Today I went down to Webster University in order to hear a Town Hall Meeting on the current state of health issues throughout the world. The keynote speakers were the Honourable South African Ambassador to the United States, Barbara Masekela, and the Associate Professor and Dean of Diversity at the Washington University School of Medicine, Dr. Will Ross. The organisers and administrators of this particular open forum lecture were Webster University School of Education Dean, Dr. Brenda Fyfe, and Visiting Associate Professor of Multicultural Education, Dr. Evelyn Reid.
While all of the speakers presented incredibly well on their respective topics, there was a portion of this supposedly open forum that was not only disheartening, but also ironically idiomatic. Apparently ‘open’ was a misnomer in this setting. At the end of the lectures, there was a question and answer session for students, staff, faculty, and any other persons in attendance. I submitted what I consider to be a articulate, well refined, and completely appropriate question to Madame Masekela and Dr. Ross. To further clarify, my question was such:
Benjamin Franklin said that a society willing to “give up essential liberty to purchase a little temporary safety is deserving of neither.” Within the United States and other so-called “developed countries,” the human liberty of appropriate health care has been sacrificed for the medical elites’ financial safety. Madame Ambassador and Dr. Ross, do you believe that before we can progress toward universal health care we need to change the intentions of these elite by iterating their previous medical Hippocratic Oath? Fr. Jeff Harrison of the Society of Jesus said that “as long as there is a third world, there will never be one world.
I submitted my question to the mediator of the lecture and he “read it” to the two keynote speakers. I use the phrase “read it” very loosely here, considering what he did was censor it. Not only did he eliminate any semblance of intellectual articulation, but he changed some of my words with complete disregard for context. He said:
Madame Ambassador and Dr. Ross, do you believe that before we can progress toward socialized medicine, we need to change the intentions of doctors by reiterating their Hippocratic Oath?
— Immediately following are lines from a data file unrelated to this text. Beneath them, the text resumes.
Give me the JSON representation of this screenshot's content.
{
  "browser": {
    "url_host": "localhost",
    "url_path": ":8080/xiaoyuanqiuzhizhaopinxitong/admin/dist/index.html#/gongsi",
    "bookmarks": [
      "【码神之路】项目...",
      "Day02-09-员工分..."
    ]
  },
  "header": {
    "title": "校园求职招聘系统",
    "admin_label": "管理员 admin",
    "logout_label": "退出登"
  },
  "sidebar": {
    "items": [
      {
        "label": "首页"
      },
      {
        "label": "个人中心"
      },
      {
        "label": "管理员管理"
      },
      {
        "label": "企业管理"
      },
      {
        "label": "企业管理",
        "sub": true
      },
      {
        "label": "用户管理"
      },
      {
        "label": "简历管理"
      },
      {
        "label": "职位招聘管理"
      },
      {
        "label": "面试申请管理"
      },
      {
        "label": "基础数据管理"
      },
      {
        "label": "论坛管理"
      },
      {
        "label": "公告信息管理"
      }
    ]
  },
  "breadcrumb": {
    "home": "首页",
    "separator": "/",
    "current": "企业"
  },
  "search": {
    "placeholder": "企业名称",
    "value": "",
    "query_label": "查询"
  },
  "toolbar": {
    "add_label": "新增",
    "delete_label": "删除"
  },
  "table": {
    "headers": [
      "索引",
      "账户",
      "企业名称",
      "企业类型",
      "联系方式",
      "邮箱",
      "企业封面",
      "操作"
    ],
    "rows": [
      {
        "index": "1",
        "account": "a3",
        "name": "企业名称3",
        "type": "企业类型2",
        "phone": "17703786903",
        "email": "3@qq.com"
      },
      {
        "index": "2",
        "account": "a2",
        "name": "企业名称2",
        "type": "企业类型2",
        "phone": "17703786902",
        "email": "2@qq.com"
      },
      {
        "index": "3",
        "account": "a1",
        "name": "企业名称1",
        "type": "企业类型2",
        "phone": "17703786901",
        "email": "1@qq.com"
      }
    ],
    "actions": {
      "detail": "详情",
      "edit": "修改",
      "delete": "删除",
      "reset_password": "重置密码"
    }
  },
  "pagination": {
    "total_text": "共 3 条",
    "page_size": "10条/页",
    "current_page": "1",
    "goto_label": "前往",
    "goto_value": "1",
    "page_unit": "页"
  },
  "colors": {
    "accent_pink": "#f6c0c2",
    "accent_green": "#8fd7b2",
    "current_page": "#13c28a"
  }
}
While a portion of my question is still present in that representation, much of it has been safely discarded. Dr. Ross answered by distinguishing between universal health care and its lesser, socialised medicine, which wasn’t even used in my original question! Therefore, instead of spending time addressing my concerns, Dr. Ross–at no fault of his own–explained the distinction between the two terms. Also, the mediator, by eliminating the preface and conclusion, presented my question grossly out of context; so much so, that Dr. Ross seemed to be taken back by the lack of explanation.
I sat angrily listening to the rest of the questions and consequent answers with one thing in mind: getting my question appropriately addressed. After the lecture–though the Honourable Ambassador had already left for the airport–I stopped Dr. Ross on his way out of the auditorium. I let him read my question, and he even stated that it was nothing like the question the mediator had asked. He continued by addressing the political schema of the United States in Franklin’s era and how there has been a seemingly paradigmic shift away from humanitarianism within the federal government. Despite the informality and unfortunate brevity of this conversation, Dr. Ross managed to answer my question in a wonderfully fulfilling, in-depth manner. My only wish is that his response could have been presented to the rest of the audience with such eloquence and insight.
I left the lecture feeling relieved that my question had been appropriately answered in private, but disgruntled at the censorship in a supposedly “open” forum. This anecdotal incident only further solidified my distrust of mass media on the basis of bias propaganda.